Nomi Prins: Bank CEO Let Thousands Take the Fall
Nomi Prins spoke with Amy Goodman and Juan González from Democracy Now! following the Senate Banking Committee hearing where Senator Elizabeth Warren hammered bank CEO John Stumpf of Wells Fargo. The bank CEO was facing scandal where his bank had thousands of employees who took private customer information and created 2 million fake accounts in order to meet sales targets.
“What John Stumpf did is he let 5,300 people take the fall for his criminal behavior. That’s what he did. This particular case that was in front of the Senate Banking Committee early this week is a tiny portion of the array of criminal activity that Wells Fargo has basically done under the direction of John Stumpf. John Stumpf has been the CEO since 2007. He has been chairman of the board of Wells Fargo since 2010. He has been there through the beginning of the financial crisis ’til now, and he has presided not just on this case, where 5,300 people were involved in technically possibly creating phony accounts for credit cards and for depositors in order to charge fees, in order to make those cross-sell objectives, that are set on high, but for years he was knowledgeable of it.
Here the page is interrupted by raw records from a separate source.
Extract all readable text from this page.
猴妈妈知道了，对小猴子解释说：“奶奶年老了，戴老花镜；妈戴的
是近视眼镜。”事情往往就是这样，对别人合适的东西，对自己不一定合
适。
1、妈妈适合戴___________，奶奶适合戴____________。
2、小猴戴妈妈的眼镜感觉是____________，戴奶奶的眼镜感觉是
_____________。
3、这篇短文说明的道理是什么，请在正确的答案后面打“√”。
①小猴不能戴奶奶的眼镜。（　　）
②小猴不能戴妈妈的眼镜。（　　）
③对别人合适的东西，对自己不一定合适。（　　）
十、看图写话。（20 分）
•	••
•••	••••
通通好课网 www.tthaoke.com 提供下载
And during those years, Wells Fargo racked up about $10 billion. This fine, on this particular set of activities, was only $185 million.”
Nomi Prins is an American author and journalist. She has worked as a managing director at Goldman-Sachs and as a Senior Managing Director at Bear Stearns, as well as a senior strategist at Lehman Brothers and analyst at the Chase Manhattan Bank.
“The Obama administration has not gotten behind prosecuting any of the individuals at the top of these banks. So we basically have three sets of individuals at the head of three of the six largest banks in the country—we have John Stumpf at Wells Fargo, we have Lloyd Blankfein at Goldman Sachs, and we have Jamie Dimon at JPMorgan Chase—who have not only benefited from the post-crisis environment and what the government has allowed them to get away with, their institutions have all grown and flourished, as they’ve been paying very small settlements related to what their profits are to the United States government. So the Obama administration has done a very poor job of handling the criminality of the banking system, of changing the banking system, of personally making responsible, from a criminal basis, the individuals that run the largest institutions in this country.”